Eliminate change management
We all know the usual routine – management identifies the need for more productivity and/or quality or a new strategy, the necessary actions are identified (internally, externally or a combination of both), this necessitates change, so now we ‘change manage’.
And it works……at best…..sometimes.
What we’re really doing here is coercing people to like the change we’ve decided on. We’re doing change to them.
What if instead we did change with them?
As Peter Block says,
when someone states ‘we need to get everyone on board‘, the answer is ‘what makes you think you’re in the boat?‘
Imagine if, instead of management calling in the external experts, it went the other way around and the frontline team approached management and said
‘We’re out of ideas. But if you can find $50k for those improvement consultants we were speaking to last week, we reckon we can work with them and find about $200k per year savings back to the business‘.
Would this require ‘change management’?
It wouldn’t even require management!
Impossible dream?
Not if the frontline makes the choice of ownership.
So how do we make this happen?
If you’re in a managerial role, here’s four things to consider….
1) Get rid of any practices, policies or systems that suggest there is a sovereign class (e.g. fancy coffee for managers, Blend 43 for the rest).
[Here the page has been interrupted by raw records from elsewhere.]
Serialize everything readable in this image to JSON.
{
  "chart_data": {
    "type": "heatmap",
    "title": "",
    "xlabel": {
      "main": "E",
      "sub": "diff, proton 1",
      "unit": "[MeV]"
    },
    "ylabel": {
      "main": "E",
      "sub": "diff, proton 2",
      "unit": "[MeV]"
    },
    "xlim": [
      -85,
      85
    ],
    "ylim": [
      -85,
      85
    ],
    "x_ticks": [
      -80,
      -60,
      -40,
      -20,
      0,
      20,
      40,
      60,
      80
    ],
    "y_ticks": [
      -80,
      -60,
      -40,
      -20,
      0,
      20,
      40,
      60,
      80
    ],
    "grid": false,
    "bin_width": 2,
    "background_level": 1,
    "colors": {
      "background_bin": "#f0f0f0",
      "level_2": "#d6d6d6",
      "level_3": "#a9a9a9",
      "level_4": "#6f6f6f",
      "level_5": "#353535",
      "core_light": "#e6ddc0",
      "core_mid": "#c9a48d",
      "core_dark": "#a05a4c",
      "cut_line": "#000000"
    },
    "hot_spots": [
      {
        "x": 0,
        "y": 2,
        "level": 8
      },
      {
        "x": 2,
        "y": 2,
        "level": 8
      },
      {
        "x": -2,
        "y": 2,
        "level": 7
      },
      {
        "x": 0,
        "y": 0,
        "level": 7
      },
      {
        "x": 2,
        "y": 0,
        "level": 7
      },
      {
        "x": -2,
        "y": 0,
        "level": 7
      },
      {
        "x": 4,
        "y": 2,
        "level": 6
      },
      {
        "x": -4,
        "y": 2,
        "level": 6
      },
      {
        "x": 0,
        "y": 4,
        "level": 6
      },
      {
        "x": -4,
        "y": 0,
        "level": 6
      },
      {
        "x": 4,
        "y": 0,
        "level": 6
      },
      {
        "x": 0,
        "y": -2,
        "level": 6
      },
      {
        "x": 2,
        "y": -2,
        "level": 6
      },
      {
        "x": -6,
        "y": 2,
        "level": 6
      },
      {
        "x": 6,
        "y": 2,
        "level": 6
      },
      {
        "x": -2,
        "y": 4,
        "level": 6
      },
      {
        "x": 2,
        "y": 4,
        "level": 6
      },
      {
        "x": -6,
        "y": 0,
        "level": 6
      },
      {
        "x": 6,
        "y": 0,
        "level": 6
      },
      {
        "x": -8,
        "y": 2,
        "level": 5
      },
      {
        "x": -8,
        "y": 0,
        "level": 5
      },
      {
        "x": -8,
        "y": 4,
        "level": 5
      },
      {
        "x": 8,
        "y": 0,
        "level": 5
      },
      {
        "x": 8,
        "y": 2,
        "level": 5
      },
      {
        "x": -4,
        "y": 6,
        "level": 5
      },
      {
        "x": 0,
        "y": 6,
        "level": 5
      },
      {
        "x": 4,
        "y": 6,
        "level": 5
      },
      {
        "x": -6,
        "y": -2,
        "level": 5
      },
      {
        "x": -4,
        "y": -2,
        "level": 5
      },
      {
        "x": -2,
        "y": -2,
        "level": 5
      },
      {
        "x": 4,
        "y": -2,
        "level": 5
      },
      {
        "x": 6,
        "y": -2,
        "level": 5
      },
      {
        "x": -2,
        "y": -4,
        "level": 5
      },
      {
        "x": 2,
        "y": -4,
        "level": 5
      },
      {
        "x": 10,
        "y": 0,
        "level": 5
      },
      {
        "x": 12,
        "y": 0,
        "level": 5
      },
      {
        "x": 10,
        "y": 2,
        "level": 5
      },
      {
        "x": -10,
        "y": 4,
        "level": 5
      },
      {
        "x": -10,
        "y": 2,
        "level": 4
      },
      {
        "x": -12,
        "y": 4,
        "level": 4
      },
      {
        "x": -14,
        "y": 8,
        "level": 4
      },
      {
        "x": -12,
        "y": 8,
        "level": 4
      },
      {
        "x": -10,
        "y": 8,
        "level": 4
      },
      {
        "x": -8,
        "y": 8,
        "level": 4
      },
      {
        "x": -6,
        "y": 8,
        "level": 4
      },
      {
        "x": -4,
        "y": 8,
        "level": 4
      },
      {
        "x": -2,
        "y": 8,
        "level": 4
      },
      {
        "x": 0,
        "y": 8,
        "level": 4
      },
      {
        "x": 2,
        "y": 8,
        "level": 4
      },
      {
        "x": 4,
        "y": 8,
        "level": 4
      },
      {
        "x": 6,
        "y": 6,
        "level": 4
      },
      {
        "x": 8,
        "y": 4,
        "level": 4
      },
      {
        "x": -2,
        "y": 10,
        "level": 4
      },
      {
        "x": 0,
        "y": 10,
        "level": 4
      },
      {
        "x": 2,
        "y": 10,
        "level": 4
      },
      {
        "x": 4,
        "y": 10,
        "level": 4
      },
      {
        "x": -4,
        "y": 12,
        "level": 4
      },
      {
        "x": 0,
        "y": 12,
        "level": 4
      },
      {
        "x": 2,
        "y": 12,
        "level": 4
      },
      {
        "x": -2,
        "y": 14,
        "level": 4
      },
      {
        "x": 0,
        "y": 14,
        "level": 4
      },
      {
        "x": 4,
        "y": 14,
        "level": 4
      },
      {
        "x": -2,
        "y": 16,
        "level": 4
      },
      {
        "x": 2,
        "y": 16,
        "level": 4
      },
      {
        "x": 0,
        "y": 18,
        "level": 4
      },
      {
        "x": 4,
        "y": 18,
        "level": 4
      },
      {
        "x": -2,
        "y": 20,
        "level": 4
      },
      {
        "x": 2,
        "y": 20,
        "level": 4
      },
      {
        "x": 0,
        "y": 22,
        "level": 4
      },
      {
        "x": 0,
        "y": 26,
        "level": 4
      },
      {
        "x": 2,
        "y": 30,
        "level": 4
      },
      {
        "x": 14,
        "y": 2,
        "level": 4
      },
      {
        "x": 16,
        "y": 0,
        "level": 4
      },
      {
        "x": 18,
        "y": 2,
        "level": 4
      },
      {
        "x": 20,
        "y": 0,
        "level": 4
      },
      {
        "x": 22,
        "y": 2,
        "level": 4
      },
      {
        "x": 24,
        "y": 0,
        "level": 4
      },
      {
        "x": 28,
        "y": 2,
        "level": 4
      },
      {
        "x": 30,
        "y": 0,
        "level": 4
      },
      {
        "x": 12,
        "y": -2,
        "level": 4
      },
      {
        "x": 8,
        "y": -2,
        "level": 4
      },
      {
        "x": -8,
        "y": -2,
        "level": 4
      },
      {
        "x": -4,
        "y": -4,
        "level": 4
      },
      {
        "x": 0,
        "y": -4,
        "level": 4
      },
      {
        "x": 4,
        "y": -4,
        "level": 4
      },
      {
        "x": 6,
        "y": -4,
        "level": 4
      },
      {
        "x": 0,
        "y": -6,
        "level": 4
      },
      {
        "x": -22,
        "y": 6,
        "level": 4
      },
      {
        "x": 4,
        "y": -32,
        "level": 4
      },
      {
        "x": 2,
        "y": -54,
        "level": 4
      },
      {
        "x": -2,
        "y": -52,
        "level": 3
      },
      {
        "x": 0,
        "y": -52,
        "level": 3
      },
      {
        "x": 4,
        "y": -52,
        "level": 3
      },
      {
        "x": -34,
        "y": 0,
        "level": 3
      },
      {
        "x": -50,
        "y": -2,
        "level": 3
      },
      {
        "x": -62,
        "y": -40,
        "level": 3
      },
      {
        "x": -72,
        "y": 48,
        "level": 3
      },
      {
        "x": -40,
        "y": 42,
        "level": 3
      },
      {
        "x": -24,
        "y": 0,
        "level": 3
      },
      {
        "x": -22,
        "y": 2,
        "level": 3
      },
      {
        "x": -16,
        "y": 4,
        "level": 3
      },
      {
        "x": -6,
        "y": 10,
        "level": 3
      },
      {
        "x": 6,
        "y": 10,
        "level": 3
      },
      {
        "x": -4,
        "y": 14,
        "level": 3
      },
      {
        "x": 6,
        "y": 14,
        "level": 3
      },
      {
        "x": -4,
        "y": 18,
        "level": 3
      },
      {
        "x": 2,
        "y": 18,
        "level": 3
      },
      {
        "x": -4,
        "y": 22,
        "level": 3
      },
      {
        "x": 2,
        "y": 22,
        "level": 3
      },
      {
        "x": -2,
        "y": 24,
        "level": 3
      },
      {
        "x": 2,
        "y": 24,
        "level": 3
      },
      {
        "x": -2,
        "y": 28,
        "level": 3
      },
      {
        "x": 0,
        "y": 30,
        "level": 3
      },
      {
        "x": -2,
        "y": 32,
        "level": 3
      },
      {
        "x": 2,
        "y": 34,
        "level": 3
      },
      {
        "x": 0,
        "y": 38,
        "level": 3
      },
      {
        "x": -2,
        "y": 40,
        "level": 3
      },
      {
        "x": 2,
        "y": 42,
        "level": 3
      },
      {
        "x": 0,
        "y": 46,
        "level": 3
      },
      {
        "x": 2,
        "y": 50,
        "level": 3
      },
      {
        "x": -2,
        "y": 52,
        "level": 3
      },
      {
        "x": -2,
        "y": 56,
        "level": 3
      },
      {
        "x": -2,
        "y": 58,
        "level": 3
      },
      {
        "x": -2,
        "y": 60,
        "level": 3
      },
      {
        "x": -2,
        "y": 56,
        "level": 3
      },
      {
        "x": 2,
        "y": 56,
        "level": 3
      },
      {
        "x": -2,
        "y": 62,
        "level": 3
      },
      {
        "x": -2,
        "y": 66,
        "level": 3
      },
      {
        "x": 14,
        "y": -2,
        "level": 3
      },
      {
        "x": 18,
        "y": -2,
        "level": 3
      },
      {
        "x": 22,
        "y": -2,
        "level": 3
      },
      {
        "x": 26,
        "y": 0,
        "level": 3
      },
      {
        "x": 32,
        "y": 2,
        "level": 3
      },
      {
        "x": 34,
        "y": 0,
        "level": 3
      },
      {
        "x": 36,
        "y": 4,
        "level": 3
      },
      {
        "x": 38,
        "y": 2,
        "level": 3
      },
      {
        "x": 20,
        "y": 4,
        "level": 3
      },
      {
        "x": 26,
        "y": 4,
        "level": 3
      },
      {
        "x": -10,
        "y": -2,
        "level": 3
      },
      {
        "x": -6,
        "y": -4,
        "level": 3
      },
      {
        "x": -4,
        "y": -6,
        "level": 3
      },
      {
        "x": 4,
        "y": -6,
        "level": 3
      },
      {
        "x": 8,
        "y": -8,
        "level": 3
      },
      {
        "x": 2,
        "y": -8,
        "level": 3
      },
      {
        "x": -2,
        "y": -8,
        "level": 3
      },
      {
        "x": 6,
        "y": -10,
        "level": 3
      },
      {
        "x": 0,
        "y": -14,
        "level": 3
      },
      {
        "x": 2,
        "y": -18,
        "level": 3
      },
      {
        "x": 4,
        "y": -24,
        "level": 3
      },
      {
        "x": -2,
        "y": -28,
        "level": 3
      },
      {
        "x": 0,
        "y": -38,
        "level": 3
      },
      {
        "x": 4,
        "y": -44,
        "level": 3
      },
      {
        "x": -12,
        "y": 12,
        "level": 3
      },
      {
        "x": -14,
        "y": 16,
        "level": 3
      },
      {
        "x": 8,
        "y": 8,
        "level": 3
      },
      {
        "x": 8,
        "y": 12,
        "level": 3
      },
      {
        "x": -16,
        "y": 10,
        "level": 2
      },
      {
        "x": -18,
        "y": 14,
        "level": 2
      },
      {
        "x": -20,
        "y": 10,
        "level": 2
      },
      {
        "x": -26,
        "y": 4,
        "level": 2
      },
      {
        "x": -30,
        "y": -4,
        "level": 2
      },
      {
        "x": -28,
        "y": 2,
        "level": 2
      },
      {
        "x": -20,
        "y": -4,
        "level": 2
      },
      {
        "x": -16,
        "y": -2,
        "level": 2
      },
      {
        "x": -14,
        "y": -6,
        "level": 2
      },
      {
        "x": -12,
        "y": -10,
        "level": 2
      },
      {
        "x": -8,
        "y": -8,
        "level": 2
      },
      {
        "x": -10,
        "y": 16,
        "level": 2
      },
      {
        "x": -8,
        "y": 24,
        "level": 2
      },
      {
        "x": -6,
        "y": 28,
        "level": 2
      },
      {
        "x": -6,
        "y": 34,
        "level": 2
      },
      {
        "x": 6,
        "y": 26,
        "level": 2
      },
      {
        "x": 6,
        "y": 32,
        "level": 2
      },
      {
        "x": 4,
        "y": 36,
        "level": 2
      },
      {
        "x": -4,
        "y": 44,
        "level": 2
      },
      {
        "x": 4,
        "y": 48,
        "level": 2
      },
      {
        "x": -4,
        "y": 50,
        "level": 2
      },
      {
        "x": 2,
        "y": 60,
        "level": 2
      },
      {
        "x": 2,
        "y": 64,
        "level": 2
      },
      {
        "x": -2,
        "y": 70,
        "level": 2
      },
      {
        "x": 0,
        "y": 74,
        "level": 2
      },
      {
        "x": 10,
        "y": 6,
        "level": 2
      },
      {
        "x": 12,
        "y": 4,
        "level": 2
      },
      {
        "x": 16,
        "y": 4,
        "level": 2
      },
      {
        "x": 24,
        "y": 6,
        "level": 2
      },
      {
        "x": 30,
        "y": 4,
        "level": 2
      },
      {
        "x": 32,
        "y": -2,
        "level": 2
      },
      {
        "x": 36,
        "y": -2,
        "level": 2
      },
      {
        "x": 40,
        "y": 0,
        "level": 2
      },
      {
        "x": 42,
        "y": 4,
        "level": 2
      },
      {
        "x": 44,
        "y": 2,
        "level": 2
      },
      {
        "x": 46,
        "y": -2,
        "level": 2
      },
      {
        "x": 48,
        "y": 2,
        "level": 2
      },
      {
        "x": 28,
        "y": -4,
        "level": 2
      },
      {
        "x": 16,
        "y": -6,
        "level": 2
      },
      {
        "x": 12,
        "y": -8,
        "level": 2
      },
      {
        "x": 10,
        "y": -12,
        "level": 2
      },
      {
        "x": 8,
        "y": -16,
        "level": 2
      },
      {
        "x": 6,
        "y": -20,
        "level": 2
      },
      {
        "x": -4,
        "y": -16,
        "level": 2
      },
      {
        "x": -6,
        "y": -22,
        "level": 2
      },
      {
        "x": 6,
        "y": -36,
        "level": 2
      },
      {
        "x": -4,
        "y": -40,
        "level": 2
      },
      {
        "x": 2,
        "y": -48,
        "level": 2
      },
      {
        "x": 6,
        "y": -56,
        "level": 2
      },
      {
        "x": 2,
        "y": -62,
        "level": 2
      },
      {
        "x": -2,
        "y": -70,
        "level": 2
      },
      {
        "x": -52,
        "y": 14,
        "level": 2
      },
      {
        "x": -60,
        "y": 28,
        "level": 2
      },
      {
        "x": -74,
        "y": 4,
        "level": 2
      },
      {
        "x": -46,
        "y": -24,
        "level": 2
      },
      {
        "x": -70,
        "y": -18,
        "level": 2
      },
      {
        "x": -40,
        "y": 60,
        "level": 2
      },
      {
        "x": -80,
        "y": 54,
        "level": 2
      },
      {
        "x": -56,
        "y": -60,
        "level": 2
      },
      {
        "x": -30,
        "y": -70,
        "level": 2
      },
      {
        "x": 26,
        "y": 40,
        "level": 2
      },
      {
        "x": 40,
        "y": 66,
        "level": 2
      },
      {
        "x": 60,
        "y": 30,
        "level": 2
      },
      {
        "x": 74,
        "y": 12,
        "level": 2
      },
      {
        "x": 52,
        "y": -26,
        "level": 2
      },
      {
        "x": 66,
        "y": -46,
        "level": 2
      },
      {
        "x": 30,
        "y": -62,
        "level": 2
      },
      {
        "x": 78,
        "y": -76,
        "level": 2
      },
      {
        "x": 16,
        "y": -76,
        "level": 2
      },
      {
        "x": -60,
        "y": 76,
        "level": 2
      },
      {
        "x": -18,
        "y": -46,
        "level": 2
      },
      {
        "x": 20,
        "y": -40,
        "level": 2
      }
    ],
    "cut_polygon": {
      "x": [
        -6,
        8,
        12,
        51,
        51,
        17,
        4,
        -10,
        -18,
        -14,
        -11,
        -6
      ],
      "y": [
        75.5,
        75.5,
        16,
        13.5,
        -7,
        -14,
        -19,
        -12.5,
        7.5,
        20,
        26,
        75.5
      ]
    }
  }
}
All of these send the message ‘you are not one of the people creating this organisation, you’re a subject‘. Whatever rules apply to Executives apply to everyone. This is not lefty propaganda, this is about removing the symbols that say ‘someone else is responsible for acting like an owner’.
2) Start sharing all information that any owner of the business or manager would have access to. Truly confidential information (genuinely new patentable product plans for example) is quite rare. And the risk of sharing is instantly outweighed by even the slightest increase in chosen ownership of the business. It just takes letting go of the natural human need to control to feel safe. And besides, if your area doesn’t get better, your job isn’t really that safe after all.
3) See the managerial role as 5Cs – convening, context, clarity, conversation, contribution. This means bringing people together as needed, ensuring the context in which everyone is working is continually discussed, ensuring everyone is clear on what they have promised to each other, and then making sure the conversations that need to happen actually happen. And contribution means exactly that – contribute! Be a part of the circle with your team. Not dominant. Nor abdicating.
4) Stop seeing the managerial role as one of protection. You are not there to shield the team from reality. They’re adults. Executive management disappointed? Tell them. Competitors taking market share? Tell them. Restructure on the cards? Tell them. If ‘you can’t handle the truth‘ is part of your thinking….ask yourself who you are really protecting. It’s not them that can’t handle the truth.
These are just four things to consider. The point is to see each conversation, each opportunity to review a work system, each decision as an opportunity to ask ‘are we treating people like co-owners, or like children that we are parenting?’
Only one of these paths creates ownership.
And ownership is what replaces change management with simply ‘we’re doing this now because it’s better‘.
(If these ideas intrigue you, put Stewardship by Peter Block onto your must read list.)